Twenty-one years old -- the best word processor

It's now 21 years since I began using XyWrite III+, a program whose word processing functionality has never been surpassed.

It seems that rival word processors, unable to compete directly, have got ahead by reducing hardware functionality.

How do they do that?

It now seems to be virtually impossible to get a computer printer that doesn't require Windows to work (what do Linux users do?)

So I find that XyWrite and other MS-DOS programs I use every day cannot have their output printed directly. Hardware limitations reduce the efficiency of the program to that of its bloated competitors. Any time saved by greater ease of use is lost by having to find workarounds for less capable hardware.

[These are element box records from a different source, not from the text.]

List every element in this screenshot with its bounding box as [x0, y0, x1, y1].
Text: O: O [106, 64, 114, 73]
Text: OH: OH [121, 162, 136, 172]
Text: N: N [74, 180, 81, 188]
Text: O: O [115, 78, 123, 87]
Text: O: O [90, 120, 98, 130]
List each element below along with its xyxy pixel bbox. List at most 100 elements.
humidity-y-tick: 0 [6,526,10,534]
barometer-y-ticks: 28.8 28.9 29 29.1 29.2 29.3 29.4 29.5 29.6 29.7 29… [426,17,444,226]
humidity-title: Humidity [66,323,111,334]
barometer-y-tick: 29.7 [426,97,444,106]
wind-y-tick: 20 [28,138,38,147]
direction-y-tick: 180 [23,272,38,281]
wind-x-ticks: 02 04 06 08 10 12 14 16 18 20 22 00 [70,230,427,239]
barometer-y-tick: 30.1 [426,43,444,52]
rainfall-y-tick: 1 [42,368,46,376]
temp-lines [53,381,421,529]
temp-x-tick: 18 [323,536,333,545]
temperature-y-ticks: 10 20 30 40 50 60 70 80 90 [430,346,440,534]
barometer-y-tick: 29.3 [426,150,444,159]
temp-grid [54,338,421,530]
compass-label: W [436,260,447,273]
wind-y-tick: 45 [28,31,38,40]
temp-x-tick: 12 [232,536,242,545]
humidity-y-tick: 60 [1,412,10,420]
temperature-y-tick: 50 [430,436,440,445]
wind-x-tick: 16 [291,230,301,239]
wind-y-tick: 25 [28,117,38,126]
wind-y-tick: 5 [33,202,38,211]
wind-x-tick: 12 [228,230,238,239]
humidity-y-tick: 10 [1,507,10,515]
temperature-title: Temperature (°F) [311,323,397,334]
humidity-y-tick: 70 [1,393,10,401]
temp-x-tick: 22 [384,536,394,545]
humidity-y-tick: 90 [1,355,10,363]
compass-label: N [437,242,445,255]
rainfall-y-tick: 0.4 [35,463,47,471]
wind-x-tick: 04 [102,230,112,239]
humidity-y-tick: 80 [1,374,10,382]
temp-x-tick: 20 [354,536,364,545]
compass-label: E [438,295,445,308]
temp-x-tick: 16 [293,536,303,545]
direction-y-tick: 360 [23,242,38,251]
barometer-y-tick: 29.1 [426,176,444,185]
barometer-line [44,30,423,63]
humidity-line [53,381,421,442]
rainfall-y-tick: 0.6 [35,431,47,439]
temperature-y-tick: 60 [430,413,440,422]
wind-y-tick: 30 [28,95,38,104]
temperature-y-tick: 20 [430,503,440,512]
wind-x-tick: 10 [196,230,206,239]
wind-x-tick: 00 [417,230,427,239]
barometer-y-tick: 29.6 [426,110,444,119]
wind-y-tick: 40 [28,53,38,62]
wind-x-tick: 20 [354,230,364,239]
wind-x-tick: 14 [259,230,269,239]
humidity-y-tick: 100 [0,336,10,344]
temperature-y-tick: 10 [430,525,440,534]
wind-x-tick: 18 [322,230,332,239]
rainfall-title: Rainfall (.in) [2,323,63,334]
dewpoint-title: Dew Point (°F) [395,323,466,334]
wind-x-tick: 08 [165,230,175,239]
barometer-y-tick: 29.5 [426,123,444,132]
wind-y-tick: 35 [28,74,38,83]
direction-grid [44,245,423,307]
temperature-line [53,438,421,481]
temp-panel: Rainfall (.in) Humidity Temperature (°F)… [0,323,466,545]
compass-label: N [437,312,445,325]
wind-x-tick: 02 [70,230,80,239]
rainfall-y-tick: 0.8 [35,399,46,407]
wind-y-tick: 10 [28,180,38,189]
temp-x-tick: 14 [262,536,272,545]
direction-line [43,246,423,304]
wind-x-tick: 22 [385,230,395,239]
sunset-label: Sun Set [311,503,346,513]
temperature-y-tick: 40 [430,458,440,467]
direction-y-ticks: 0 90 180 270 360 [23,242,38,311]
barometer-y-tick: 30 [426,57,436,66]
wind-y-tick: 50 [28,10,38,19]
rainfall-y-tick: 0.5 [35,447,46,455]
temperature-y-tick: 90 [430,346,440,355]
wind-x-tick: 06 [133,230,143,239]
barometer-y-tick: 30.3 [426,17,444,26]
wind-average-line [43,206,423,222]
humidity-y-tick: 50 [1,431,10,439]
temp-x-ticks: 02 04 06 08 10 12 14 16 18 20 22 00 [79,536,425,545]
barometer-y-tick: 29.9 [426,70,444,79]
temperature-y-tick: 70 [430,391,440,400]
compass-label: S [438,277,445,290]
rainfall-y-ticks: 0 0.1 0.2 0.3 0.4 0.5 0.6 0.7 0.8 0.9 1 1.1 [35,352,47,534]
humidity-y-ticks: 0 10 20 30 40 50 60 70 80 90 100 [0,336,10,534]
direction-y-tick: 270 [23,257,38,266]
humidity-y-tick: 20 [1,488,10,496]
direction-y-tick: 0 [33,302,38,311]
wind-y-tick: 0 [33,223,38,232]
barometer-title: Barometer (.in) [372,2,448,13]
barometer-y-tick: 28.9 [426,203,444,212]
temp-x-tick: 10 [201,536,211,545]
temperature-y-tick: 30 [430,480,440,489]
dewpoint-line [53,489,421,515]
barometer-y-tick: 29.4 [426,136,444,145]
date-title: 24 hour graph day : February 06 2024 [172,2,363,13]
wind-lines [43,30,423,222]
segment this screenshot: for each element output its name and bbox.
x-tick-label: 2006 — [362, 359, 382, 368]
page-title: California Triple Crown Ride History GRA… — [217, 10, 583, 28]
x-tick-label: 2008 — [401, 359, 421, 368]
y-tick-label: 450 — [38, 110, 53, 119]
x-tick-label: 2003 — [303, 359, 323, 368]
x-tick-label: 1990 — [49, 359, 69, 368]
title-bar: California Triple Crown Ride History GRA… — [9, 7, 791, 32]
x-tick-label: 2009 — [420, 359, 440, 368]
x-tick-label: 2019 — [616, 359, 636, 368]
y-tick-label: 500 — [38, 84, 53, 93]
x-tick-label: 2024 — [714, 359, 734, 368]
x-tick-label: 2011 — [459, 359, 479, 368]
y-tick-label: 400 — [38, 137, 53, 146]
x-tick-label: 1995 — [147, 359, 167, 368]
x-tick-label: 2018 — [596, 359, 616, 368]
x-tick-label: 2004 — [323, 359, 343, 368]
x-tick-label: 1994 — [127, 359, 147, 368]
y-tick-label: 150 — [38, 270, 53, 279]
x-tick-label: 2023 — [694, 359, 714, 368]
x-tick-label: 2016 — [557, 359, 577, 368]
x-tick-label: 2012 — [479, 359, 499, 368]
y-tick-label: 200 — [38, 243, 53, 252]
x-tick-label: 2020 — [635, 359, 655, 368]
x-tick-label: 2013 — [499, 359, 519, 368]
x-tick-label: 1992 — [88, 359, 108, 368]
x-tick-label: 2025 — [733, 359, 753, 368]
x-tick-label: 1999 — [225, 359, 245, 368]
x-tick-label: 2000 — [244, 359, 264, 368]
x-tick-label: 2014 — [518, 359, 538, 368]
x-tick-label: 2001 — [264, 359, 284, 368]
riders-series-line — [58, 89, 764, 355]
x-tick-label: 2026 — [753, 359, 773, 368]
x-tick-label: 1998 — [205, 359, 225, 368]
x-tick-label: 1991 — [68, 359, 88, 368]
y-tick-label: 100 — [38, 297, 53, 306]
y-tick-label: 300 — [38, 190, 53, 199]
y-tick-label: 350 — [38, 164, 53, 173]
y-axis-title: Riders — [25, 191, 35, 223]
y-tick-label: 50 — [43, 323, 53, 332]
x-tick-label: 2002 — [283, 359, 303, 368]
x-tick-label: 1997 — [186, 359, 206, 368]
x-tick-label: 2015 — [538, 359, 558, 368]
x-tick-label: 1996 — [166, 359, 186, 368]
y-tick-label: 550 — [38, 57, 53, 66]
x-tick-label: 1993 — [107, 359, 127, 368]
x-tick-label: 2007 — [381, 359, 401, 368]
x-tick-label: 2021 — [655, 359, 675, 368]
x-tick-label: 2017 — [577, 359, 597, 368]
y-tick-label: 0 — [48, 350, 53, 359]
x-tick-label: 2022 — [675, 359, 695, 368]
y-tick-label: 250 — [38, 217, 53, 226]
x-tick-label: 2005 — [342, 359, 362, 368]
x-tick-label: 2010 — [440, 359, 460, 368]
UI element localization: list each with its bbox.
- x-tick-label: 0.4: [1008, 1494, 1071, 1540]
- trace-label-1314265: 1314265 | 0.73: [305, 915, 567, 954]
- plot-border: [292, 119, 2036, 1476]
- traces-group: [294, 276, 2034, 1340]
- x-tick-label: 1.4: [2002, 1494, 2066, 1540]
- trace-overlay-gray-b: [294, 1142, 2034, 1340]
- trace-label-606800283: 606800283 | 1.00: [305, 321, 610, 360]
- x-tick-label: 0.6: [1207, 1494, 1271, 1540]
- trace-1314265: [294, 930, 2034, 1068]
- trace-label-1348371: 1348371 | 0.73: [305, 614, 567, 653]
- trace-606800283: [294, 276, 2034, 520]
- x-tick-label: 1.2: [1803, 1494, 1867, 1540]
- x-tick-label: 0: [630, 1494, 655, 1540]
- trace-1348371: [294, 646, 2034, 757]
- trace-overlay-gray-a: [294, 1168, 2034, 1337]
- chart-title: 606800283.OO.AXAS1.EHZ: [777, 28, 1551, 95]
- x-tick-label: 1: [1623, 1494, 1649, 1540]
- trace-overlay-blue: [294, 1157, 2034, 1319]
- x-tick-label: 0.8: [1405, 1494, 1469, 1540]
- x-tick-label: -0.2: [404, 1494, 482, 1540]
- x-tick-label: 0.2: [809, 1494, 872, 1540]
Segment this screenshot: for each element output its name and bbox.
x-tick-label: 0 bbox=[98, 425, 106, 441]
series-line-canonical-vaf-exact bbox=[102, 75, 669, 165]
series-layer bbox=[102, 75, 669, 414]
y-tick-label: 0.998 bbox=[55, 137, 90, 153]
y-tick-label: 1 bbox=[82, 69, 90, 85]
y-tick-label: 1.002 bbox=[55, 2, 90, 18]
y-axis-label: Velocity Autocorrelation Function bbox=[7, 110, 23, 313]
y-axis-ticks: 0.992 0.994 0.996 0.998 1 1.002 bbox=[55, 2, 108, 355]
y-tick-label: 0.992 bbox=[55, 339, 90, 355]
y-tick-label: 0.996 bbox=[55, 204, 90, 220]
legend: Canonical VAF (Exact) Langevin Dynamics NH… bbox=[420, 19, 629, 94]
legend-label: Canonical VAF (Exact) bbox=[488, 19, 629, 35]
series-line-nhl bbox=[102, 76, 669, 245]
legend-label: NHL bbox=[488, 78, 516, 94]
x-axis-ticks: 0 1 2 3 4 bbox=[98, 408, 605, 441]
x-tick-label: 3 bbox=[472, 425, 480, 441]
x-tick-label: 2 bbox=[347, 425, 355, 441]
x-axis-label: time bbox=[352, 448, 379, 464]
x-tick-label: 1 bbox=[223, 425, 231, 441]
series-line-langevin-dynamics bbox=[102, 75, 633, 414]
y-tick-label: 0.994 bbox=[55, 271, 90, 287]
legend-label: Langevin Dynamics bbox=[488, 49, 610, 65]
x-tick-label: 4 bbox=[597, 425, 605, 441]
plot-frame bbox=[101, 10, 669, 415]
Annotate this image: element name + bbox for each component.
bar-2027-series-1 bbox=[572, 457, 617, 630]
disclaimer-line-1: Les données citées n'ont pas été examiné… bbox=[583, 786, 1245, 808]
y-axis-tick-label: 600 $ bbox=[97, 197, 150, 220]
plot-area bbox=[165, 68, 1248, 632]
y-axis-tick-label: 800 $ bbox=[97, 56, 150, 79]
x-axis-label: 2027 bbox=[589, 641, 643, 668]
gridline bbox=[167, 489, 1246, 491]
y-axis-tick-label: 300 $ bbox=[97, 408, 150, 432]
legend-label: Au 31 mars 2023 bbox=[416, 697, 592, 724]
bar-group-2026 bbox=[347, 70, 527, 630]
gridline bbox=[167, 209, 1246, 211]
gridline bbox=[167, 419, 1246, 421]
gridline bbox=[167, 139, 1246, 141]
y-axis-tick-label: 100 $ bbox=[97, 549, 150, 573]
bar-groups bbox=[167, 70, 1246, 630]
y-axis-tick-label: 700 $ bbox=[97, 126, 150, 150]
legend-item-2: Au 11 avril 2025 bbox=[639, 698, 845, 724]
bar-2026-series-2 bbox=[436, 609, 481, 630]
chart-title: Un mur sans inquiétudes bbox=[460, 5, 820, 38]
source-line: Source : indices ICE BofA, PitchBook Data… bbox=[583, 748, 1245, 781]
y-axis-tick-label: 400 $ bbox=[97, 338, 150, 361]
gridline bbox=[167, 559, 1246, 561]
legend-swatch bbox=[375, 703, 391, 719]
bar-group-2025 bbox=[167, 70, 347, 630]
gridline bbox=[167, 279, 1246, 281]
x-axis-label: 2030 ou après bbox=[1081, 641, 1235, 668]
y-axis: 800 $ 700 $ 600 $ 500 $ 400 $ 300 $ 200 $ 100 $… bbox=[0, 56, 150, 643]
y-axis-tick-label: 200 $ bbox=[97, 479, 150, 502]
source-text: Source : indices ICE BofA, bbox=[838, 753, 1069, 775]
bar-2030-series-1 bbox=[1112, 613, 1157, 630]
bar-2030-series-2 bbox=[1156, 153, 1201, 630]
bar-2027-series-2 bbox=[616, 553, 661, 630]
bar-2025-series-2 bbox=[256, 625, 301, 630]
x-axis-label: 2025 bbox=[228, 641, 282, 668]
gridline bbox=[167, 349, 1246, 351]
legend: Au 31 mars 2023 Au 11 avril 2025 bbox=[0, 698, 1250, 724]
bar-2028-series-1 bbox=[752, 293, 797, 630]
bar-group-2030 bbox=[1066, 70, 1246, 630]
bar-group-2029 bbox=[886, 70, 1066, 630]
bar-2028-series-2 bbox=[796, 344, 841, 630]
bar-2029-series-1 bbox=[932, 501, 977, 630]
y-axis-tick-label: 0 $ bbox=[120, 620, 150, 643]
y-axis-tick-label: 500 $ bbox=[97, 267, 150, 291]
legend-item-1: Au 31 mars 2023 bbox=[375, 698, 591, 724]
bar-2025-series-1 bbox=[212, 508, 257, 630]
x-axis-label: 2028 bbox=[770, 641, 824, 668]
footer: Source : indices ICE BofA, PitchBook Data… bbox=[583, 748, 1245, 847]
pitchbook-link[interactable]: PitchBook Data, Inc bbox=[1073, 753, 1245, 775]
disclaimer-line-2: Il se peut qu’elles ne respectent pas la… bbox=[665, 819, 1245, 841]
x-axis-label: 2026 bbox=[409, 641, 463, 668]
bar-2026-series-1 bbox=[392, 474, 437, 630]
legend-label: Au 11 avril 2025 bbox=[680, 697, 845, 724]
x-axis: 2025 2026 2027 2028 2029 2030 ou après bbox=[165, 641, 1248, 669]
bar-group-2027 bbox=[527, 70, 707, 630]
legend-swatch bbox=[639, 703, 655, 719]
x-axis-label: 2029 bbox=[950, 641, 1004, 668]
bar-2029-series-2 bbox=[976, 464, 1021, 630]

One of the hardware limitations was introduced quite early -- the "enhanced" unergonomic keyboard. Whoever decided to move the function keys on keyboards from the left to the top must have hired a whole team of inefficency experts to come up with the most ergonomically clumsy design.

The result is that the two-finger XyWrite functions for delete word, delete sentence, delete line etc now become two-hand ones, which take longer to perform, and probably increase the liklihood that one will get carpal tunnel syndrome and some other weird typing diseases.

After all, how difficult is it to manufacture an ergonomic keyboard with function keys on the left?
After learning to do things the easy way, I still, after 15 years, find it annoying to be forced to do things the hard way by the stupidity of keyboard manufacturers.

One has to jump through all sorts of hoops to print a doccument, like finding a way of importing the output into a Windows document.

One of the programs I use for this is XyWrite 4.0. It can convert documents to RTF, which can then be imported into Windows word processors like Open Office or MS Word to be printed. And Open Office and MS Word are still clunky compared with XyWrite. Oh yes, they have lots of bells and whistles. What they lack is basic motive power.

The analogy of bells and whistles is taken from old-fashioned steam locomotives. You can design a steam locvomotive that can play tunes on its whistles in four-part harmony, which is just the thing if you want to park it at a fairground and use it as a steam-organ once a year. But if it means that you have to break a train in half and haul one half up the hill and then go back for the other half, and you have to do this every day, are the bells and whistles worth it?

The fancy Windows word processors can do all sorts of things you might want to do once a year, or once every five yesrs. What they don't do as well is process words -- the kind of stuff you want to do once every five minutes.

XyWrite remains the best word processor I have ever seen. I still use XyWrite III+ every day, even though it is now 21 years old.

One of the nice things it does is that it can take output from other programs and turn it into fully-formatted word porcessing documents. One can write a report for a database program that does this.

It was very useful for writing journal abstracts. Just enter the abstract into the database, and set up a report that inserts XyWrite formatting commands (which are Ascii, and similar to HTML codes). One can't do that with MS Word, and not even with WordPerfect (though at least with WordPerfect you could see the formatting codes in a document).

Why is it that whenever you have to upgrade your computer, you have to accept a downgrade as well?

Another problem -- I keep getting urged to upgrade to MacroMedia Flash 9.0, and every time I do so, it breaks my batch files, and I have to go to a system restore point and undo the installation. I use my batch files every day. I use Flash 9.0 once a month or less, and when I see something that needed Flash 9.0, it wasn't really worth it.

So there's my rant on computer development -- that minor conveniences come at the cost of major inconveniences. Now we're offered Windows Vista. I've looked at a list of stuff that it's supposed to be able to do, and can't think why I'd ever want to do those things. Not one of them.